What a week it has been- the past seven days have seen the fateful visit of the Saudi Prince Muhammad Bin Salman, the Kulbhushan case at the International Court of Justice, Iranian hostility and the India-Pakistan relations fiasco that erupted due to the Pulwama attack. It is safe to say that the government has had its hands full the last week administrating so many different happenings at once. The usual daily coverage of parliamentary rivalries and National Accountability Bureau (NAB) cases that dominate our political conversations were forgotten for a moment as the country came together to unite on external rivalries and diplomacy.

However, now perhaps it is time for us and our parliamentarians to focus on domestic affairs again. There are still enormous issues which need to be dealt with- after six months in office, the parliament has not been successful in working together to draft or pass legislation. There is an almost unprecedented divide between the government and opposition due to the continuous arrests of opposition members. Yesterday’s session amplified the growing resentment between the two sides.

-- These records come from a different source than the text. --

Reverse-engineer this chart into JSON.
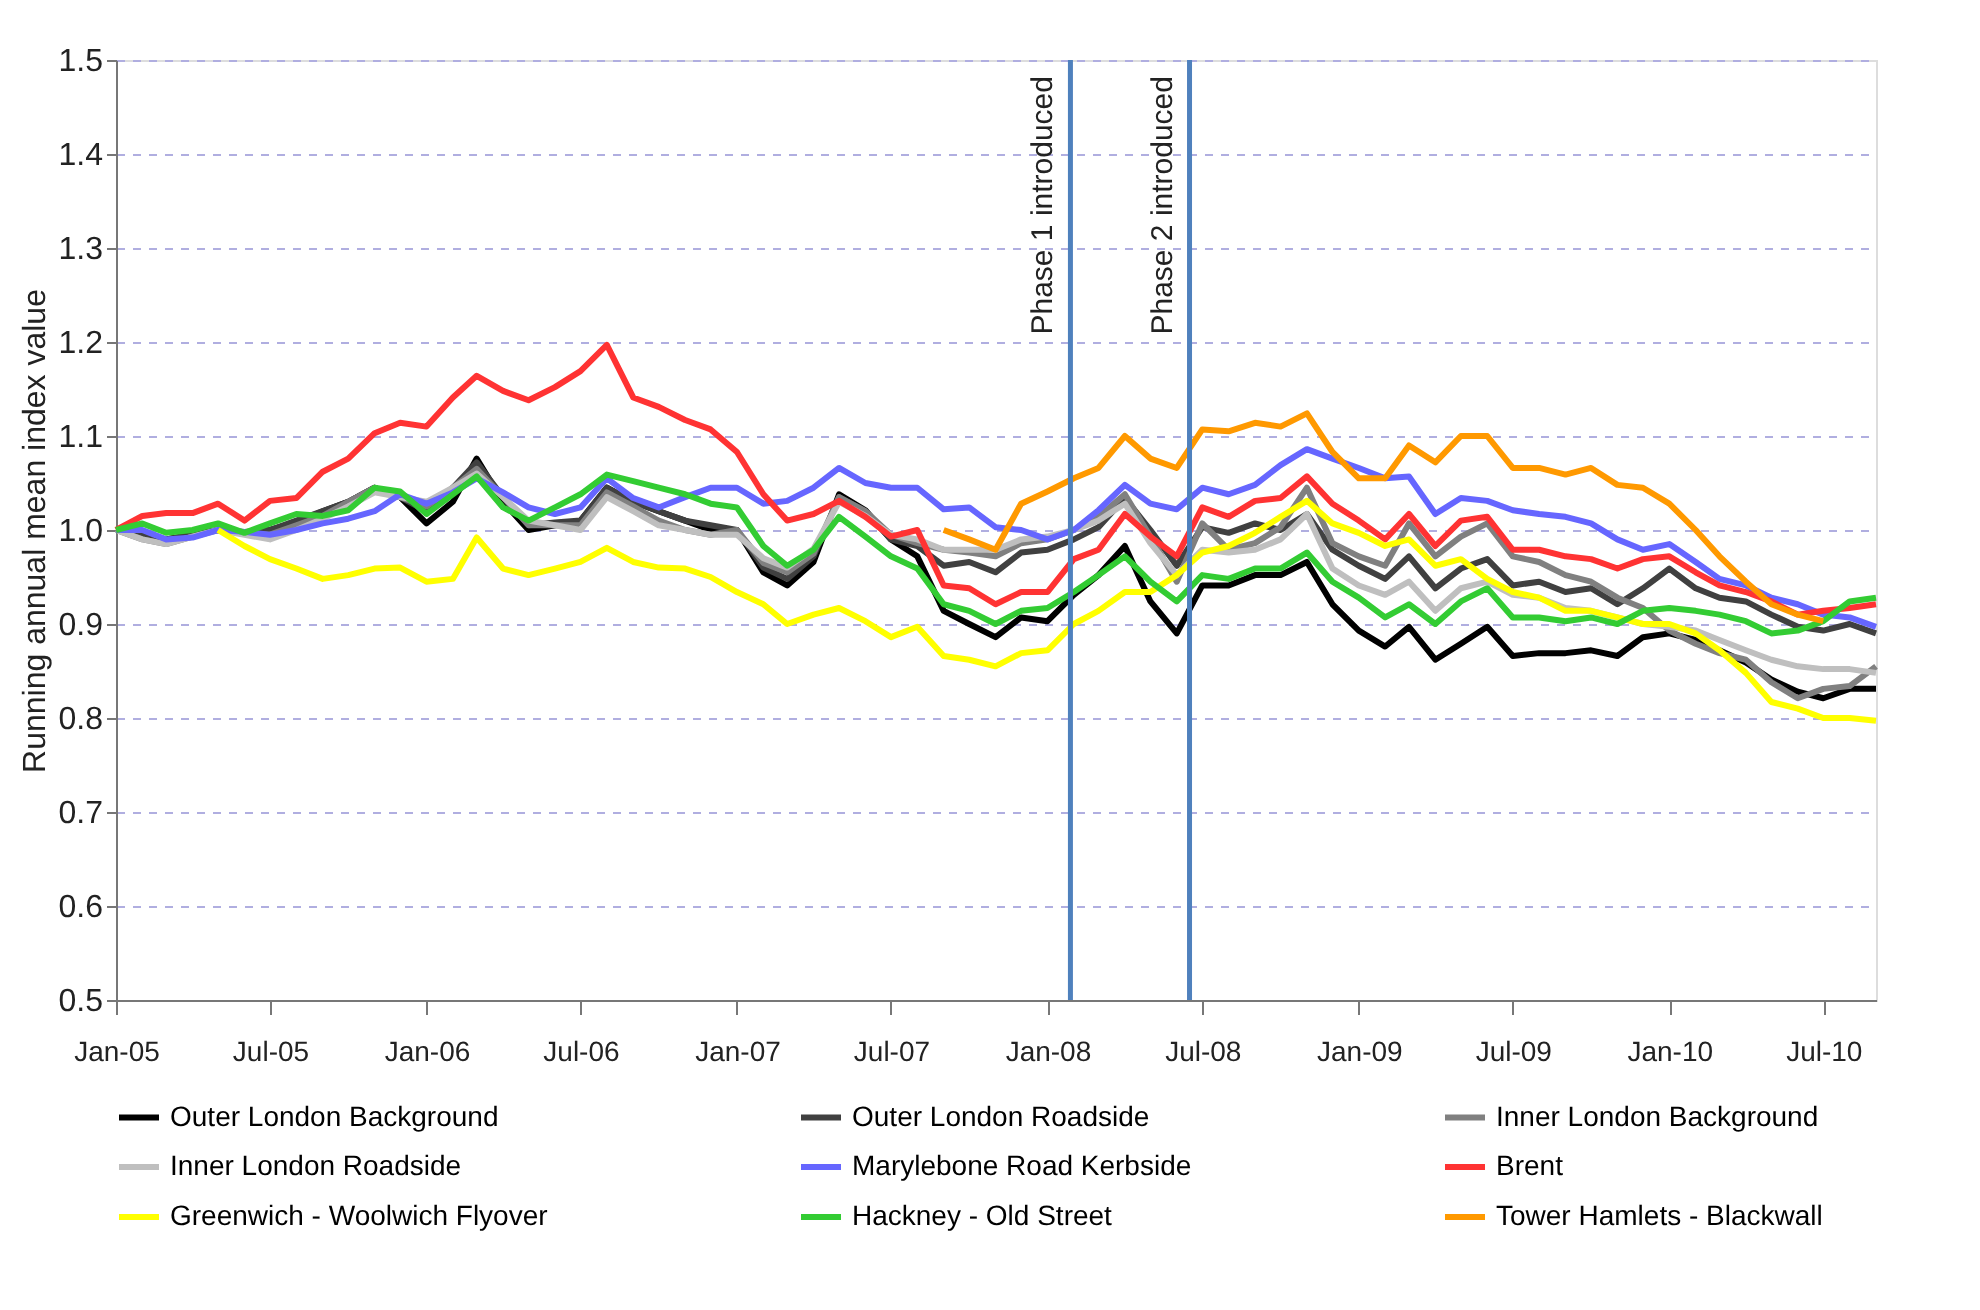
{
  "chart_data": {
    "type": "line",
    "ylabel": "Running annual mean index value",
    "x": [
      "2005-01",
      "2005-02",
      "2005-03",
      "2005-04",
      "2005-05",
      "2005-06",
      "2005-07",
      "2005-08",
      "2005-09",
      "2005-10",
      "2005-11",
      "2005-12",
      "2006-01",
      "2006-02",
      "2006-03",
      "2006-04",
      "2006-05",
      "2006-06",
      "2006-07",
      "2006-08",
      "2006-09",
      "2006-10",
      "2006-11",
      "2006-12",
      "2007-01",
      "2007-02",
      "2007-03",
      "2007-04",
      "2007-05",
      "2007-06",
      "2007-07",
      "2007-08",
      "2007-09",
      "2007-10",
      "2007-11",
      "2007-12",
      "2008-01",
      "2008-02",
      "2008-03",
      "2008-04",
      "2008-05",
      "2008-06",
      "2008-07",
      "2008-08",
      "2008-09",
      "2008-10",
      "2008-11",
      "2008-12",
      "2009-01",
      "2009-02",
      "2009-03",
      "2009-04",
      "2009-05",
      "2009-06",
      "2009-07",
      "2009-08",
      "2009-09",
      "2009-10",
      "2009-11",
      "2009-12",
      "2010-01",
      "2010-02",
      "2010-03",
      "2010-04",
      "2010-05",
      "2010-06",
      "2010-07",
      "2010-08",
      "2010-09"
    ],
    "series": [
      {
        "name": "Outer London Background",
        "color": "#000000",
        "values": [
          1.0,
          0.995,
          0.99,
          0.995,
          1.0,
          0.997,
          1.0,
          1.008,
          1.02,
          1.03,
          1.045,
          1.035,
          1.007,
          1.03,
          1.076,
          1.03,
          1.0,
          1.005,
          1.01,
          1.045,
          1.03,
          1.02,
          1.01,
          1.0,
          1.0,
          0.955,
          0.941,
          0.966,
          1.038,
          1.021,
          0.99,
          0.972,
          0.914,
          0.9,
          0.886,
          0.907,
          0.903,
          0.931,
          0.952,
          0.983,
          0.924,
          0.89,
          0.941,
          0.941,
          0.952,
          0.952,
          0.966,
          0.921,
          0.893,
          0.876,
          0.897,
          0.862,
          0.879,
          0.897,
          0.866,
          0.869,
          0.869,
          0.872,
          0.866,
          0.886,
          0.89,
          0.883,
          0.872,
          0.859,
          0.841,
          0.828,
          0.821,
          0.831,
          0.831
        ]
      },
      {
        "name": "Outer London Roadside",
        "color": "#404040",
        "values": [
          1.0,
          0.995,
          0.99,
          0.995,
          1.0,
          0.998,
          1.0,
          1.01,
          1.02,
          1.03,
          1.045,
          1.035,
          1.02,
          1.045,
          1.072,
          1.035,
          1.005,
          1.008,
          1.01,
          1.045,
          1.03,
          1.02,
          1.01,
          1.005,
          1.0,
          0.96,
          0.948,
          0.972,
          1.035,
          1.02,
          0.99,
          0.983,
          0.962,
          0.966,
          0.955,
          0.976,
          0.979,
          0.99,
          1.003,
          1.034,
          1.0,
          0.962,
          1.003,
          0.997,
          1.007,
          1.0,
          1.017,
          0.979,
          0.962,
          0.948,
          0.972,
          0.938,
          0.959,
          0.969,
          0.941,
          0.945,
          0.934,
          0.938,
          0.921,
          0.938,
          0.959,
          0.938,
          0.928,
          0.924,
          0.91,
          0.897,
          0.893,
          0.9,
          0.89
        ]
      },
      {
        "name": "Inner London Background",
        "color": "#808080",
        "values": [
          1.0,
          0.99,
          0.985,
          0.993,
          1.0,
          0.997,
          0.995,
          1.005,
          1.015,
          1.03,
          1.045,
          1.035,
          1.025,
          1.045,
          1.065,
          1.035,
          1.005,
          1.005,
          1.005,
          1.04,
          1.025,
          1.01,
          1.0,
          0.995,
          1.0,
          0.965,
          0.955,
          0.975,
          1.035,
          1.02,
          0.995,
          0.986,
          0.979,
          0.976,
          0.972,
          0.986,
          0.99,
          1.0,
          1.014,
          1.038,
          0.993,
          0.945,
          1.007,
          0.979,
          0.986,
          1.003,
          1.045,
          0.986,
          0.972,
          0.962,
          1.007,
          0.972,
          0.993,
          1.007,
          0.972,
          0.966,
          0.952,
          0.945,
          0.928,
          0.917,
          0.893,
          0.879,
          0.869,
          0.862,
          0.838,
          0.821,
          0.831,
          0.834,
          0.855
        ]
      },
      {
        "name": "Inner London Roadside",
        "color": "#bfbfbf",
        "values": [
          1.0,
          0.99,
          0.985,
          0.993,
          1.0,
          0.995,
          0.99,
          1.0,
          1.012,
          1.025,
          1.04,
          1.035,
          1.03,
          1.045,
          1.06,
          1.035,
          1.01,
          1.005,
          1.0,
          1.035,
          1.02,
          1.005,
          1.0,
          0.995,
          0.995,
          0.97,
          0.96,
          0.98,
          1.03,
          1.015,
          0.995,
          0.99,
          0.979,
          0.979,
          0.979,
          0.99,
          0.993,
          1.0,
          1.01,
          1.028,
          0.986,
          0.952,
          0.979,
          0.976,
          0.979,
          0.99,
          1.017,
          0.959,
          0.941,
          0.931,
          0.945,
          0.914,
          0.938,
          0.945,
          0.931,
          0.928,
          0.917,
          0.914,
          0.907,
          0.9,
          0.897,
          0.893,
          0.883,
          0.872,
          0.862,
          0.855,
          0.852,
          0.852,
          0.848
        ]
      },
      {
        "name": "Marylebone Road Kerbside",
        "color": "#6666ff",
        "values": [
          1.0,
          1.0,
          0.99,
          0.992,
          1.0,
          0.998,
          0.995,
          1.0,
          1.007,
          1.012,
          1.02,
          1.038,
          1.028,
          1.04,
          1.055,
          1.04,
          1.024,
          1.017,
          1.024,
          1.055,
          1.034,
          1.024,
          1.035,
          1.045,
          1.045,
          1.028,
          1.031,
          1.045,
          1.066,
          1.05,
          1.045,
          1.045,
          1.022,
          1.024,
          1.003,
          1.0,
          0.99,
          1.0,
          1.021,
          1.048,
          1.028,
          1.022,
          1.045,
          1.038,
          1.048,
          1.069,
          1.086,
          1.076,
          1.066,
          1.055,
          1.057,
          1.017,
          1.034,
          1.031,
          1.021,
          1.017,
          1.014,
          1.007,
          0.99,
          0.979,
          0.985,
          0.966,
          0.948,
          0.941,
          0.928,
          0.921,
          0.91,
          0.907,
          0.897
        ]
      },
      {
        "name": "Brent",
        "color": "#ff3333",
        "values": [
          1.0,
          1.015,
          1.018,
          1.018,
          1.028,
          1.01,
          1.031,
          1.034,
          1.062,
          1.076,
          1.103,
          1.114,
          1.11,
          1.141,
          1.164,
          1.148,
          1.138,
          1.152,
          1.169,
          1.197,
          1.141,
          1.131,
          1.117,
          1.107,
          1.083,
          1.038,
          1.01,
          1.017,
          1.031,
          1.014,
          0.993,
          1.0,
          0.941,
          0.938,
          0.921,
          0.934,
          0.934,
          0.969,
          0.979,
          1.017,
          0.993,
          0.972,
          1.024,
          1.014,
          1.031,
          1.034,
          1.057,
          1.028,
          1.01,
          0.99,
          1.017,
          0.983,
          1.01,
          1.014,
          0.979,
          0.979,
          0.972,
          0.969,
          0.959,
          0.969,
          0.972,
          0.955,
          0.941,
          0.934,
          0.924,
          0.91,
          0.914,
          0.917,
          0.921
        ]
      },
      {
        "name": "Greenwich - Woolwich Flyover",
        "color": "#ffff00",
        "values": [
          null,
          null,
          null,
          null,
          1.0,
          0.983,
          0.969,
          0.959,
          0.948,
          0.952,
          0.959,
          0.96,
          0.945,
          0.948,
          0.992,
          0.959,
          0.952,
          0.959,
          0.966,
          0.981,
          0.966,
          0.96,
          0.959,
          0.95,
          0.934,
          0.921,
          0.9,
          0.91,
          0.917,
          0.903,
          0.886,
          0.897,
          0.866,
          0.862,
          0.855,
          0.869,
          0.872,
          0.9,
          0.914,
          0.934,
          0.934,
          0.952,
          0.976,
          0.983,
          0.997,
          1.014,
          1.031,
          1.007,
          0.997,
          0.983,
          0.99,
          0.962,
          0.969,
          0.948,
          0.934,
          0.928,
          0.914,
          0.914,
          0.907,
          0.9,
          0.9,
          0.89,
          0.872,
          0.848,
          0.817,
          0.81,
          0.8,
          0.8,
          0.797
        ]
      },
      {
        "name": "Hackney - Old Street",
        "color": "#33cc33",
        "values": [
          1.0,
          1.007,
          0.997,
          1.0,
          1.007,
          0.997,
          1.007,
          1.017,
          1.015,
          1.021,
          1.045,
          1.041,
          1.017,
          1.038,
          1.057,
          1.024,
          1.01,
          1.024,
          1.038,
          1.059,
          1.052,
          1.045,
          1.038,
          1.028,
          1.024,
          0.983,
          0.962,
          0.979,
          1.014,
          0.993,
          0.972,
          0.959,
          0.921,
          0.914,
          0.9,
          0.914,
          0.917,
          0.934,
          0.952,
          0.972,
          0.945,
          0.924,
          0.952,
          0.948,
          0.959,
          0.959,
          0.976,
          0.945,
          0.928,
          0.907,
          0.921,
          0.9,
          0.924,
          0.938,
          0.907,
          0.907,
          0.903,
          0.907,
          0.9,
          0.914,
          0.917,
          0.914,
          0.91,
          0.903,
          0.89,
          0.893,
          0.903,
          0.924,
          0.928
        ]
      },
      {
        "name": "Tower Hamlets - Blackwall",
        "color": "#ff9900",
        "values": [
          null,
          null,
          null,
          null,
          null,
          null,
          null,
          null,
          null,
          null,
          null,
          null,
          null,
          null,
          null,
          null,
          null,
          null,
          null,
          null,
          null,
          null,
          null,
          null,
          null,
          null,
          null,
          null,
          null,
          null,
          null,
          null,
          1.0,
          0.99,
          0.979,
          1.028,
          1.041,
          1.055,
          1.066,
          1.1,
          1.076,
          1.066,
          1.107,
          1.105,
          1.114,
          1.11,
          1.124,
          1.083,
          1.055,
          1.055,
          1.09,
          1.072,
          1.1,
          1.1,
          1.066,
          1.066,
          1.059,
          1.066,
          1.048,
          1.045,
          1.028,
          1.0,
          0.972,
          0.945,
          0.921,
          0.91,
          0.903,
          null,
          null
        ]
      }
    ],
    "xlim": [
      "2005-01",
      "2010-09"
    ],
    "xticks": [
      {
        "value": "2005-01",
        "label": "Jan-05"
      },
      {
        "value": "2005-07",
        "label": "Jul-05"
      },
      {
        "value": "2006-01",
        "label": "Jan-06"
      },
      {
        "value": "2006-07",
        "label": "Jul-06"
      },
      {
        "value": "2007-01",
        "label": "Jan-07"
      },
      {
        "value": "2007-07",
        "label": "Jul-07"
      },
      {
        "value": "2008-01",
        "label": "Jan-08"
      },
      {
        "value": "2008-07",
        "label": "Jul-08"
      },
      {
        "value": "2009-01",
        "label": "Jan-09"
      },
      {
        "value": "2009-07",
        "label": "Jul-09"
      },
      {
        "value": "2010-01",
        "label": "Jan-10"
      },
      {
        "value": "2010-07",
        "label": "Jul-10"
      }
    ],
    "ylim": [
      0.5,
      1.5
    ],
    "yticks": [
      0.5,
      0.6,
      0.7,
      0.8,
      0.9,
      {
        "value": 1,
        "label": "1.0"
      },
      1.1,
      1.2,
      1.3,
      1.4,
      1.5
    ],
    "ref_lines": [
      {
        "axis": "x",
        "value": "2008-01-28",
        "label": "Phase 1 introduced",
        "color": "#4f81bd"
      },
      {
        "axis": "x",
        "value": "2008-06-16",
        "label": "Phase 2 introduced",
        "color": "#4f81bd"
      }
    ],
    "grid": "y",
    "legend": "bottom",
    "line_style": "solid",
    "marker": "none"
  }
}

This time, it was Pakistan People’s Party (PPP) that expressed the strongest reservations against the government due to the arrest of Sindh Assembly Speaker Agha Siraj Durrani. PPP leader Khurshid Shah, speaking on the floor of the Parliament, termed the arrest “a step backwards for democracy” and said that jails of the country “are made to punish politicians” implying that the arrest was politically motivated. Pakistan Muslim League-Nawaz (PML-N) also expressed similar disapproval, having seen the arrest, and then recent release, of Opposition Leader Shahbaz Sharif. Durrani was arrested from Islamabad on Wednesday and is accused of illegal appointments and accumulating assets beyond known sources of income by NAB.

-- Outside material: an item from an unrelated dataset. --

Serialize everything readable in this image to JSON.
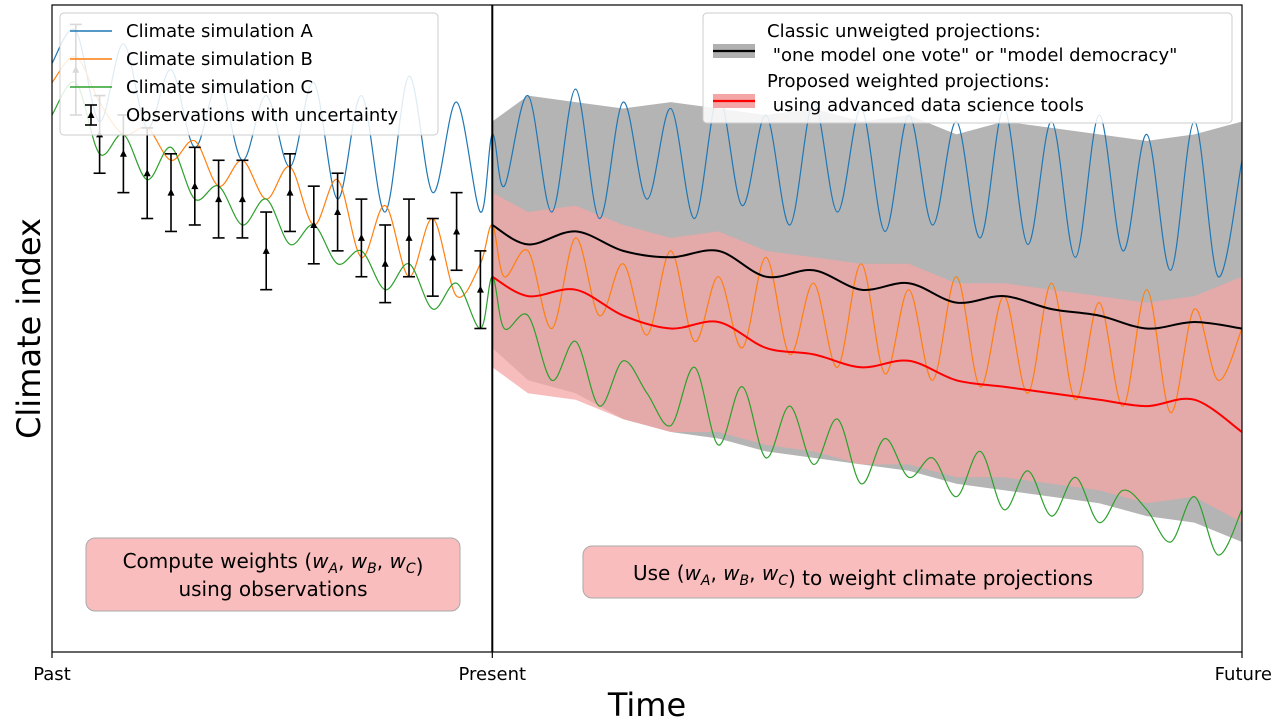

There were several pressing issues that should have been discussed in yesterday’s parliament session- the Finance Minister Asad Umar and Prime Minister Imran Khan dropped by, making it a good opportunity for the Opposition to probe them on the proposed economic relief packages and to push them to further elaborate the plan for constituting the parliamentary committee on finance. Unfortunately, it appears that the Opposition was more intent on delivering its grievances on the new arrests on the corner, rather than reviewing the government’s economic proposals.

It is unfortunate that this lacklustre ethic in the parliament is still continuing. The government needs to stand with the opposition to end political arrests before convictions, and the opposition needs to fulfill its duty of oversight.